In our example, we found the match in position 0x0, and the condition is evaluated as True.
Rulesets
Very often, we work not only with a single rule but several rules simultaneously. YARA can operate with them effectively and use them for scanning at once rather than one rule at a time. However, this approach has its disadvantages. Scanning with rulesets is generally the same as with one rule. This means that if you have a set of fast rules and add one slow string to one rule, the whole ruleset will be slowed down.
The filesize doesn’t rule them all
Now, let us use the knowledge of YARA evaluation in the practical example. This is a widespread mistake that can make your rules really slow. Let’s say you want to use the following rule:
rule slow_rule
{
strings:
$re = /very slow RE/ // RE like w*, ...
$str = “some basic string”
condition:
filesize < 512 and ($str or $re)
}
Code language: PHP (php)
As we explained in the previous section, the condition part is evaluated AFTER the strings.
It would be nice if YARA evaluated the filesize first, and then it would search the text string and regular expression afterward. However, it is not the case. There is an ongoing discussion with the main author of YARA (https://github.com/VirusTotal/yara/discussions/1781#discussioncomment-3522238) about a new approach to this problem, so there is hope for the future version of YARA, but only time will show.
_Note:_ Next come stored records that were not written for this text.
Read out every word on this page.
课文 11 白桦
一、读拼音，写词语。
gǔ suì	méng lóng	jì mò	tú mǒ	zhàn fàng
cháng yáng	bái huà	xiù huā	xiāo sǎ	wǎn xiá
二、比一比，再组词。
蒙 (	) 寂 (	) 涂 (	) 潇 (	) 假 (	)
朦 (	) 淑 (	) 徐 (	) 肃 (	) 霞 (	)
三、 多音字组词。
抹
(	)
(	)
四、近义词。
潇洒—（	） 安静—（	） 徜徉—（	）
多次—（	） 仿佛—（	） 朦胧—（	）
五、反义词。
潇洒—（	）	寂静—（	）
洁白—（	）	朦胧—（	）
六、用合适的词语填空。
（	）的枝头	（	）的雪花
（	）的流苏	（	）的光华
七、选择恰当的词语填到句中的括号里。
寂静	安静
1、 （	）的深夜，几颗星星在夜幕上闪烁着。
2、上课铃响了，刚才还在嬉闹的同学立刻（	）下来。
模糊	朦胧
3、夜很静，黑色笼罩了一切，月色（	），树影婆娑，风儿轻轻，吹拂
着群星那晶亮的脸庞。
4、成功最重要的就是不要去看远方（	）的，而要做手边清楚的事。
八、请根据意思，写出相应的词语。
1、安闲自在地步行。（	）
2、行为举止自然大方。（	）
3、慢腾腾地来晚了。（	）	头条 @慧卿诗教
Currently and in this rule, both regular expression and text string are evaluated first. Atoms from them are selected, Aho-Corasick automaton is created and run, returning all possible matches. That means the slow regular expression will be searched in every file even if the filesize part of the condition is False. One slow string can slow down rules or even ruleset, so be careful what is matching. In the next post, we will bring more recommendations on how to optimize the matching of specific strings.
This does not mean the filesize cannot improve your rules. If you have more complex conditions that work with slower modules (cuckoo, magic, …), the limitation of the filesize as the first part of the condition is a good idea. If the filesize part of the condition is not True, the short-circuit evaluation occurs, and the rest of the evaluation is stopped.
Conclusion
In this post, we explained how YARA works internally and one of the most common misunderstandings of rules evaluation.
The main takeaways are:
- The condition part of the rules is evaluated after the strings section.
- One slow string can slow down a whole rule or even a ruleset.
- Filtering input data using filesize will only work if you want to skip evaluating the rest of the condition. It will not skip the strings matching part.
And that is all for today! We wish you happy YARA rules writing!